UPDATE NOTE: Tonight’s Game has been cancelled. It will be made up as part of a day/ night DH on May 19
We can all relax and exhale at least a bit following the Reds victory over the Cubs on Monday. Whatever else this 2018 edition of the Reds may do or not do, they won’t be setting a new world’s record for futility to begin a season. In fact Monday’s win assured the Reds of no worse than a series split; and, with a win tonight versus the Cubs at GABP, the Reds could secure their first series victory of 2018. Take note of the tonight’s starting time, 6:40pm, and get used to it since Reds home night games will start at this hour until April 30 when the more customary 7:10 starting time returns to GABP night games.
Left hander Cody Reed gets the somewhat surprising starting call tonight for the Reds. Nick Carrington recently reviewed Reed’s sojourn since he joined the Reds in July of 2015 as one of the Johnny Cueto parting gifts received from the Royals.
2017 was a confusing season for Cody Reed. He spent April with the Reds being a seldom used reliever who also made a single start. Reed then spent May through the end of August being a starting pitcher at AAA Louisville. Back with the Reds in September, he made 5 relief appearances pitching just 3.2 innings. This spring Reed was destined to Louisville to be a starter once more until the somewhat surprising announcement late last week that he would be the Reds starter today. The bottom line on Reed is that he has great stuff but has yet to successfully harness it at the MLB level.
Veteran Jon Lester, also a leftie, will be the Cubs starter. In 2017, Lester completed a full decade of making at least 30 MLB starts every season. Stop and let that sink in, a decade of 30 start seasons. Lester made 322 starts covering 2040 innings over the decade, the last 4 seasons with the Cubs. Lester’s 2018 season got off to a difficult start against the Marlins last week. He will be looking to set things straight tonight.
The Numbers (from 2017)
Comparing Reed to Lester, it doesn’t take much of an eye to catch that with the 21.5% strikeout rate, Reed could have a nice MLB career, but only if his walk rate and HR/9 rate also get into a range similar to Lester’s. Otherwise Reed could be gone very quickly.
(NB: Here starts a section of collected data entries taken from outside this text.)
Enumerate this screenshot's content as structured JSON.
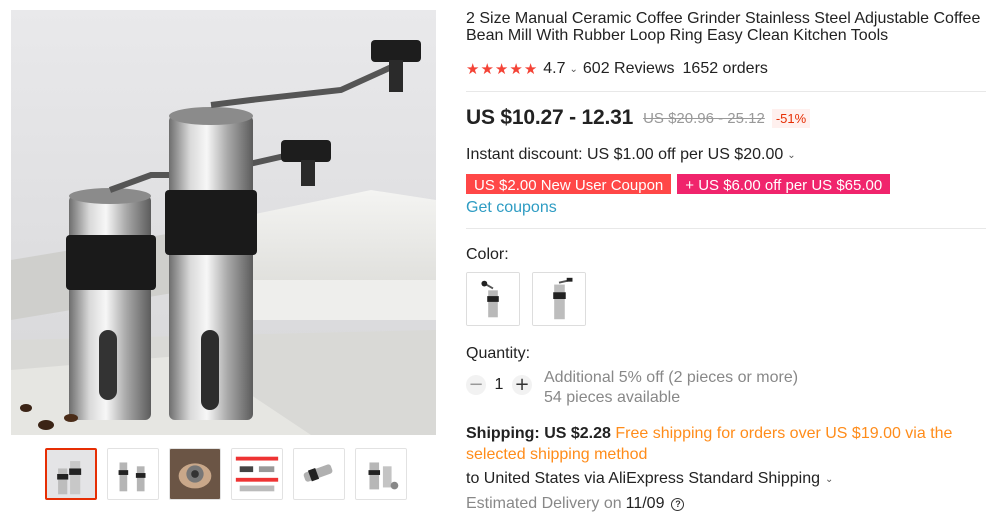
{
  "gallery": {
    "main_image_icon": "coffee-grinder-photo",
    "thumbnails": [
      {
        "icon": "grinder-pair-thumb",
        "active": true
      },
      {
        "icon": "grinder-parts-thumb",
        "active": false
      },
      {
        "icon": "grinder-in-hand-thumb",
        "active": false
      },
      {
        "icon": "size-chart-thumb",
        "active": false
      },
      {
        "icon": "grinder-lying-thumb",
        "active": false
      },
      {
        "icon": "grinder-components-thumb",
        "active": false
      }
    ]
  },
  "product": {
    "title": "2 Size Manual Ceramic Coffee Grinder Stainless Steel Adjustable Coffee Bean Mill With Rubber Loop Ring Easy Clean Kitchen Tools",
    "rating": "4.7",
    "stars": 5,
    "reviews": "602 Reviews",
    "orders": "1652 orders"
  },
  "price": {
    "current": "US $10.27 - 12.31",
    "original": "US $20.96 - 25.12",
    "discount": "-51%"
  },
  "promo": {
    "instant_discount": "Instant discount: US $1.00 off per US $20.00",
    "coupons": [
      "US $2.00 New User Coupon",
      "+ US $6.00 off per US $65.00"
    ],
    "get_coupons": "Get coupons"
  },
  "color": {
    "label": "Color:",
    "options": [
      "small-grinder-option",
      "large-grinder-option"
    ]
  },
  "quantity": {
    "label": "Quantity:",
    "value": "1",
    "minus": "−",
    "plus": "+",
    "note_discount": "Additional 5% off (2 pieces or more)",
    "available": "54 pieces available"
  },
  "shipping": {
    "label": "Shipping: US $2.28",
    "free_note": "Free shipping for orders over US $19.00 via the selected shipping method",
    "destination": "to United States via AliExpress Standard Shipping",
    "estimated_label": "Estimated Delivery on",
    "estimated_date": "11/09",
    "help": "?"
  },
  "colors": {
    "star": "#f44336",
    "discount": "#e62e04",
    "coupon_red": "#ff4747",
    "coupon_pink": "#f0246c",
    "link": "#2e9cc3",
    "free_shipping": "#ff8c1a"
  }
}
Thanks to Tyler Mahle’s strong 6 inning effort on Monday, the Reds pen is in generally good shape. Raisel Iglesias has pitched 7 outs in the last two days; but with an off day coming on Wednesday, Bryan Price would likely run Iglesias to the mound for a standard 3 out save should the opportunity present itself.
The Cubs pen also looks to be under no duress.
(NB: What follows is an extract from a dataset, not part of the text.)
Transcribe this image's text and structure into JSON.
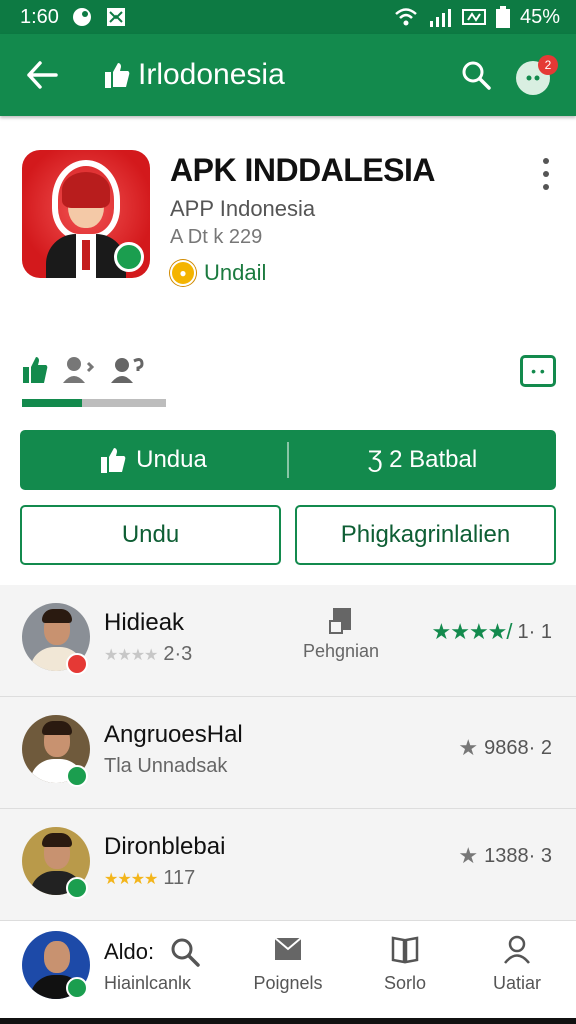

Sometimes it seems like Bryan Price can’t succeed for trying. He gets it right by platooning Scooter Gennett out of the lineup but then can’t resist his inborn urge to put Billy Hamilton back up to the top.
Now that the Reds have their first win under their belts, we can take a bit more reasoned look at how the team has done over what was essentially a four game opening weekend. First off, don’t overlook that aside from the Dodgers and perhaps a surprise team or two, the competition won’t get any better than what the Reds have faced to date from the Nationals and Cubs. Many teams are going to lose 2 games of a series to the Nats by more than a single run.
The Reds starting pitching has been something of a pleasant surprise so far. They’ve gotten two outstanding starts from Homer Bailey and Tyler Mahle and a good enough start from Sal Romano. The guy seen as the emerging ace, Luis Castillo, turned out to be the only man to come up markedly short in his first start; but Castillo’s time will come. The bullpen on the other hand looks like it could remain a cause for concern. Hopefully the starting staff will build on its good beginning by developing a level of pitch efficiency which keeps them in the game and the bullpen out of the game at least deep into the 7th inning. If you are sizing up the development of the Reds starting pitching, track how many outs they create a game just as closely as their FIP.
The offense is an area of concern. No matter in what order the players bat, the Reds simply have to start getting more production from the centerfield and shortstop positons. And the defense has been less than stellar too. Balls that could have been caught haven’t been; and, a double play that might have been wasn’t which allowed a critical run to score in the season opener. There is more work to be done on both sides of the ball than we may have realized during spring training (maybe because Nick Senzel was capably filling in much of the time??).
Still baseball is back; and, that is always the best of news. Go Reds.